France | France, Cour d'appel de Douai, Chambre 1 section 2, 18 février 2015, 14/01272


République Française

Au nom du Peuple Français



COUR D'APPEL DE DOUAI



CHAMBRE 1 SECTION 2



ARRÊT DU 18/02/2015



***



N° MINUTE :

N° RG : 14/01272



Jugement (N° 11/02365)

rendu le 15 Janvier 2014

par le Tribunal de Grande Instance d'ARRAS

REF : JLC/VC



APPELANTE

SELAS [S] ès qualités de liquidateur judiciaire de la SA de Construction du Centre Commercial -Acquisitions de terrains à reconstruire, Construction et Aménagement - Centre commercial [

Localité 4], prise en la personne de Me [V] [S]

Ayant son siège social

[Adresse 1]

[Localité 2]



Représentée par Me Bernard FRANCHI, membre de la SCP FRANÇOIS DELEFORGE-BER...

République Française

Au nom du Peuple Français

COUR D'APPEL DE DOUAI

CHAMBRE 1 SECTION 2

ARRÊT DU 18/02/2015

***

N° MINUTE :

N° RG : 14/01272

Jugement (N° 11/02365)

rendu le 15 Janvier 2014

par le Tribunal de Grande Instance d'ARRAS

REF : JLC/VC

APPELANTE

SELAS [S] ès qualités de liquidateur judiciaire de la SA de Construction du Centre Commercial -Acquisitions de terrains à reconstruire, Construction et Aménagement - Centre commercial [Localité 4], prise en la personne de Me [V] [S]

Ayant son siège social

[Adresse 1]

[Localité 2]

Représentée par Me Bernard FRANCHI, membre de la SCP FRANÇOIS DELEFORGE-BERNARD FRANCHI, avocat au barreau de DOUAI

Assistée de Me Antoine CARPENTIER, avocat au Barreau de LILLE

INTIMÉS

COMMUNAUTÉ URBAINE D'[Localité 2] Etablissement Public de coopération intercommunale, agissant poursuites et diligences de son représentant légal, domicilié en cette qualité au siège de l'établissement

Ayant son siège social

[Adresse 3]

[Localité 2]

Représentée par Me Sylvie REGNIER, avocat au barreau de DOUAI

Assistée de Me José SAVOYE, avocat au barreau de LILLE

ETABLISSEMENT PUBLIC FONCIER DU NORD PAS DE CALAIS, pris en la personne de son représentant légal

Ayant son siège social

[Adresse 2]

[Localité 1]

Représenté par Me Marie-Hélène LAURENT, membre de la SELARL ADEKWA, avocat au barreau de DOUAI

Assisté de Me Jean-Paul PHELIP, avocat au barreau de PARIS

COMPOSITION DE LA COUR LORS DES DÉBATS ET DU DÉLIBÉRÉ

Jean-Loup CARRIERE, Président de chambre

Fabienne BONNEMAISON, Conseiller

Véronique FOURNEL, Conseiller

---------------------

GREFFIER LORS DES DÉBATS : Claudine POPEK

DÉBATS à l'audience publique du 08 Décembre 2014

Les parties ont été avisées à l'issue des débats que l'arrêt serait prononcé par sa mise à disposition au greffe.
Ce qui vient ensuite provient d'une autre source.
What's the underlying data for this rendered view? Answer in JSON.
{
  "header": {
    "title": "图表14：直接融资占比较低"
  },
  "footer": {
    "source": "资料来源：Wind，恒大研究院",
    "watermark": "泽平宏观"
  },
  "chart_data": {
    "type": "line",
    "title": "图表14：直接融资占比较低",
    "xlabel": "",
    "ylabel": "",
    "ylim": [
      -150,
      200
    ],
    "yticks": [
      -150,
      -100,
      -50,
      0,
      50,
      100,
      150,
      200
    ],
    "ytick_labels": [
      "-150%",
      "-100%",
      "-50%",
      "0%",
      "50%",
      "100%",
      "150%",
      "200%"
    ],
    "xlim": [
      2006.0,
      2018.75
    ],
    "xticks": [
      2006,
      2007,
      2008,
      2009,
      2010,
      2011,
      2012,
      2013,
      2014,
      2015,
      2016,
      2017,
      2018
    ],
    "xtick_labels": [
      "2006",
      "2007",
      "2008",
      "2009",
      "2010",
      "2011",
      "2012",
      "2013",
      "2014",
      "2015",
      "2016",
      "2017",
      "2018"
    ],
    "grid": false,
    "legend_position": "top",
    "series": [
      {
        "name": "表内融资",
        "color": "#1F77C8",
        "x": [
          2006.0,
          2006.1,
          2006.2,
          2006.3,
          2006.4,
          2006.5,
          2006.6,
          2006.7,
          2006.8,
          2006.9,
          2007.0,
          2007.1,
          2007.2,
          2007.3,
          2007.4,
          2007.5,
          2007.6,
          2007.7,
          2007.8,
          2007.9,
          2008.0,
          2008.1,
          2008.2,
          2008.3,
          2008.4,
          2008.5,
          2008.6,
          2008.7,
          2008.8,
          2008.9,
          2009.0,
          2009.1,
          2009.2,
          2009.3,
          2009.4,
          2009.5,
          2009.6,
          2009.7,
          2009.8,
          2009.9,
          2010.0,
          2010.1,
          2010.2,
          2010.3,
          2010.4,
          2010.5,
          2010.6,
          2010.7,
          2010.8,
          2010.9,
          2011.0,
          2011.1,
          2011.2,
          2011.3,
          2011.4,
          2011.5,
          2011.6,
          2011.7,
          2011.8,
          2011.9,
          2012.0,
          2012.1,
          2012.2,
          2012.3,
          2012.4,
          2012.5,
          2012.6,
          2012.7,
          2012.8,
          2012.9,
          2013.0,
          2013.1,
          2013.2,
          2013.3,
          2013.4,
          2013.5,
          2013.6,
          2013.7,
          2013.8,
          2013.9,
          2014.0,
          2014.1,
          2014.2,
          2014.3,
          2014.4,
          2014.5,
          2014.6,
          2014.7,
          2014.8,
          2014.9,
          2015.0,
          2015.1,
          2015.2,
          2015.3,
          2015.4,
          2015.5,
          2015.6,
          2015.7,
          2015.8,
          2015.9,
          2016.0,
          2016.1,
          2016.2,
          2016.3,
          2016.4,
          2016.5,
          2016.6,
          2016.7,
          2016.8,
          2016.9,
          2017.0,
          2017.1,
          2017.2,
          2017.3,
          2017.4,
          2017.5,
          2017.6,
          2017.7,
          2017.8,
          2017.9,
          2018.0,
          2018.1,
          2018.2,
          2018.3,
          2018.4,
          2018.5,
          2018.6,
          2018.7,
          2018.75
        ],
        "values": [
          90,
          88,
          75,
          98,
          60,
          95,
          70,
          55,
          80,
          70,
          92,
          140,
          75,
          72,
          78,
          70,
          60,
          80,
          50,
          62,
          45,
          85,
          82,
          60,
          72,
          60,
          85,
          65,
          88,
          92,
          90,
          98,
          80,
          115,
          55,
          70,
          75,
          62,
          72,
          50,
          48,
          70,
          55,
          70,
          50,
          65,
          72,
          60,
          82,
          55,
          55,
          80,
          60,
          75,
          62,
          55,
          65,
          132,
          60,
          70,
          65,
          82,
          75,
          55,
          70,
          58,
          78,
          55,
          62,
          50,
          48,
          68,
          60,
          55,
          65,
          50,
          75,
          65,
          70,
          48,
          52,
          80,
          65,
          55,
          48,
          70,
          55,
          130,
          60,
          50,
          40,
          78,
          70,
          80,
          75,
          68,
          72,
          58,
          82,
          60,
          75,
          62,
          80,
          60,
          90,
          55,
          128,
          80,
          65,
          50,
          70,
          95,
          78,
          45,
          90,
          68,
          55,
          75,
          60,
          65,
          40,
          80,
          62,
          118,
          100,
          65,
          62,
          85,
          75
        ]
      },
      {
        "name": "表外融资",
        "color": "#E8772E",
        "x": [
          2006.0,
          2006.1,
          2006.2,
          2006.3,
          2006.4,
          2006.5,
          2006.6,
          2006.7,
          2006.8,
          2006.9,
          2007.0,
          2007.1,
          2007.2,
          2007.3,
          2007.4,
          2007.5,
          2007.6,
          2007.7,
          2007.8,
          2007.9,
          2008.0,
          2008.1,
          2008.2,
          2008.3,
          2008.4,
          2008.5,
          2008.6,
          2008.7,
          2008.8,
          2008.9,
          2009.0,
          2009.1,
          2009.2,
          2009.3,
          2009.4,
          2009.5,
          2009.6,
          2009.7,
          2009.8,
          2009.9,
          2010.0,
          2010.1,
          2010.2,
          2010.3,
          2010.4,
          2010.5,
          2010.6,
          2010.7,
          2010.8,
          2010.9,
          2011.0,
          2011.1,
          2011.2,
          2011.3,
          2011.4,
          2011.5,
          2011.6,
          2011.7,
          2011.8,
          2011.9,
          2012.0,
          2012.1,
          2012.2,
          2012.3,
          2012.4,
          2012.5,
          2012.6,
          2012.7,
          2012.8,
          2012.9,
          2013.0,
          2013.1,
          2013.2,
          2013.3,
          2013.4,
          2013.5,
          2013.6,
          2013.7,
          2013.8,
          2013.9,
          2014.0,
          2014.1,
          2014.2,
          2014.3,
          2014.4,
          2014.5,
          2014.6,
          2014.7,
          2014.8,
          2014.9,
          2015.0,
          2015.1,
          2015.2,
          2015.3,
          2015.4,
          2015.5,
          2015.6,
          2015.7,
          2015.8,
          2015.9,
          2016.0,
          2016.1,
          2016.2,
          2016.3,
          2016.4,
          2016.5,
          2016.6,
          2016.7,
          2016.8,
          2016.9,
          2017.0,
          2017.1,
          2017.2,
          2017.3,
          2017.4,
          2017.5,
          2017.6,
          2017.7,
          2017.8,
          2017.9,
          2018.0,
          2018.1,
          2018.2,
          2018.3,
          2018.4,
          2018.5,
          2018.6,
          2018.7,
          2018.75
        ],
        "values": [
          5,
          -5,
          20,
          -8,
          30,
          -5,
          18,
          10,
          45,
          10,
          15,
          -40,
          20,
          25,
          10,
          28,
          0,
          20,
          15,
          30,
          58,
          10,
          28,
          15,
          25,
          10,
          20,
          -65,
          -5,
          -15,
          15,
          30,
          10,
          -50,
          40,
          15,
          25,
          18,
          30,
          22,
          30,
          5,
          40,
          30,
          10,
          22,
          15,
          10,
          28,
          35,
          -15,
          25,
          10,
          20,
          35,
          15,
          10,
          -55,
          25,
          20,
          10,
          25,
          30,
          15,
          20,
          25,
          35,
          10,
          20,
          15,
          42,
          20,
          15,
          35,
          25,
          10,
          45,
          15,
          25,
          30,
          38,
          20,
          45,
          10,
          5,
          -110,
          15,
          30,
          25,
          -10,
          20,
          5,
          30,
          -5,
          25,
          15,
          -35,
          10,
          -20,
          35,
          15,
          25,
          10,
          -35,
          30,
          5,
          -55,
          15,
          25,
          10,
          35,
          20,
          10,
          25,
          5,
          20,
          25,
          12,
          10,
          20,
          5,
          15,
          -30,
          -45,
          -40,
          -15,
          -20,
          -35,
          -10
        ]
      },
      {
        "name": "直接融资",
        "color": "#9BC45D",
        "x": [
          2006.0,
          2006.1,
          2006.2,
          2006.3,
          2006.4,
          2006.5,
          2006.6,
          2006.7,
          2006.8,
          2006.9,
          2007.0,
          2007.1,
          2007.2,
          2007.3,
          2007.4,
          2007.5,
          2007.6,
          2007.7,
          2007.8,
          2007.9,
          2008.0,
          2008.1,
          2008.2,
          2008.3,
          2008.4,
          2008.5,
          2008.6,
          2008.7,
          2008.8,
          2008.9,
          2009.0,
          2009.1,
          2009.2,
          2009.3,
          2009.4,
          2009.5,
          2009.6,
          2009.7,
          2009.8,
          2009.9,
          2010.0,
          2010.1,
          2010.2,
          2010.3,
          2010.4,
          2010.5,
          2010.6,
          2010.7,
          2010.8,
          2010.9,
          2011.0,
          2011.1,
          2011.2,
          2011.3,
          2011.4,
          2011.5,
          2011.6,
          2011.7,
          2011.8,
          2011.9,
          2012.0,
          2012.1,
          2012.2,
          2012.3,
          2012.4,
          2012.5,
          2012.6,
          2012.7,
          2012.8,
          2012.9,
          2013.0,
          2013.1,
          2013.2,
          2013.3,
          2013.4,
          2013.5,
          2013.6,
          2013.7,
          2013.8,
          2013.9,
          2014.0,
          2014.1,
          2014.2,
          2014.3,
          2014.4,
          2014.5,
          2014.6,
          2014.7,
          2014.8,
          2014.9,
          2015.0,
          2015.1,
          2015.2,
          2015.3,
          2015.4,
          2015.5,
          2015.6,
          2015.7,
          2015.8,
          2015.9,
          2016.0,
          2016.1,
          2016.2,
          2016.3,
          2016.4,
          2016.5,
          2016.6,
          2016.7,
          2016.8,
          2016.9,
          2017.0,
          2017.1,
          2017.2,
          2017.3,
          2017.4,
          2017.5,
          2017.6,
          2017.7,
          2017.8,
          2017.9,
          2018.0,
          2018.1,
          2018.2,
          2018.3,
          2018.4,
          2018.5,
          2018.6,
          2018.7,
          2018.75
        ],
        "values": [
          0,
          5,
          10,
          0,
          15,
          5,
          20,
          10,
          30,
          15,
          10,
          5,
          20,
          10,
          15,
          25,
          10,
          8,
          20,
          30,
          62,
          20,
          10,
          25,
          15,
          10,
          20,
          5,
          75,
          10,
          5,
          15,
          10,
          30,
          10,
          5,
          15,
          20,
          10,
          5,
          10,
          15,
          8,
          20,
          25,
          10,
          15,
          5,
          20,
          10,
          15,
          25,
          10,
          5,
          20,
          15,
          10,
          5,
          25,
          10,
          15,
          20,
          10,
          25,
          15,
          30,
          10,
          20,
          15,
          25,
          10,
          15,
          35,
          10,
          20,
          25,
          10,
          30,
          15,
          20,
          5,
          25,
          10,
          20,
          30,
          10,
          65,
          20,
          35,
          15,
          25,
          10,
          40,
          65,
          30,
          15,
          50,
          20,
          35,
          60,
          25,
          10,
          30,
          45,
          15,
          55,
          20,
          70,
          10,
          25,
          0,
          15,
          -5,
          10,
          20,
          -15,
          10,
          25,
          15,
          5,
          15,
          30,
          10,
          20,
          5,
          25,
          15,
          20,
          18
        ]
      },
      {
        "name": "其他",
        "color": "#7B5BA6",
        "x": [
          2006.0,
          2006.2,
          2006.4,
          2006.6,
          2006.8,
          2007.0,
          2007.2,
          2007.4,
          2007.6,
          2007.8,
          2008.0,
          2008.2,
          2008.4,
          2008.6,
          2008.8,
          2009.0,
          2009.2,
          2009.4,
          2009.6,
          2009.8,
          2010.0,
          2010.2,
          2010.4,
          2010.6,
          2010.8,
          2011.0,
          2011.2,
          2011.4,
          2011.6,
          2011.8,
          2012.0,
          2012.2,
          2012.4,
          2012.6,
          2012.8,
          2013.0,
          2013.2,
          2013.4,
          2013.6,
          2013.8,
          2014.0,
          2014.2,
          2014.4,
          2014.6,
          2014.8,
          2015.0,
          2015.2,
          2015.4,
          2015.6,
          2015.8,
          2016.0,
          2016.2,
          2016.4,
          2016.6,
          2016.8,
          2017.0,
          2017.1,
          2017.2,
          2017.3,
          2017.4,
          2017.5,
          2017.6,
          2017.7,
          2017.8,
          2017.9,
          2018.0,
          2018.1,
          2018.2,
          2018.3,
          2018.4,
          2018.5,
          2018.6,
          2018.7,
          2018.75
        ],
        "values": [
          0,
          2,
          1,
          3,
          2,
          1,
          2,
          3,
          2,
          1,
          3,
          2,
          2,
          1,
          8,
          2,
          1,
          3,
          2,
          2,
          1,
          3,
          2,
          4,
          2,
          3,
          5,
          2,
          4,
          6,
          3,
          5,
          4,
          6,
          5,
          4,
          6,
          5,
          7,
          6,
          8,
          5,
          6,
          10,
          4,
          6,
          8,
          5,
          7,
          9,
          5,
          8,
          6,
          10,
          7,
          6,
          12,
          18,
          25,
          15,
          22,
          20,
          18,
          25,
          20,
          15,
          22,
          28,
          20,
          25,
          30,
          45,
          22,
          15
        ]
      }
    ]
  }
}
ARRÊT CONTRADICTOIRE prononcé publiquement par mise à disposition au greffe le 18 Février 2015 (date indiquée à l'issue des débats) et signé par Monsieur Jean-Loup CARRIERE, Président, et Claudine POPEK, Greffier, auquel la minute de la décision a été remise par le magistrat signataire.

ORDONNANCE DE CLÔTURE DU : 8 décembre 2014

***

FAITS & PROCÉDURE

Par délibération en date du 21 décembre 2001 la communauté urbaine d'[Localité 2], ci après la CUA a engagé une opération de renouvellement urbain sur le quartier des Nouvelles Résidences, situé sur les communes de [Localité 4] et [Localité 3]. Elle a mandaté à cette fin l'établissement public foncier du Nord Pas de Calais, ci après EPFNPC, pour procéder à l'acquisition des immeubles nécessaires à cette opération de restructuration du quartier, par voie amiable, par préemption ou par voie d'expropriation.

Par arrêté du 18 avril 2003 le préfet du Pas de Calais a déclaré d'utilité publique et urgent 'le projet de restructuration urbaine du centre du quartier Les Nouvelles Résidences sur le territoire des communes de [Localité 4] et [Localité 3] nécessitant l'acquisition à l'amiable ou par voie d'expropriation par la communauté urbaine d'[Localité 2] (CUA) ou l'établissement public foncier Nord-Pas de Calais des terrains nécessaires sis sur le territoire de la commune de [Localité 4] d'une superficie totale de 2ha 29a 29 ca en sous sol et 11a 93 ca en sur-sol d'après cadastre'. Cette déclaration d'utilité publique, ci après DUP, indique que l'expropriation de ces immeubles devra être accomplie dans un délai de 5 ans à compter de la date d'affichage en mairie de l'arrêté.

Par arrêt infirmatif du 20 juin 2005, cette cour a fixé à la somme de 635.000 € l'indemnité d'expropriation à revenir à la SA DE CONSTRUCTION DU CENTRE COMMERCIAL pour l'ensemble immobilier d'une superficie de 19.182 m² lui appartenant.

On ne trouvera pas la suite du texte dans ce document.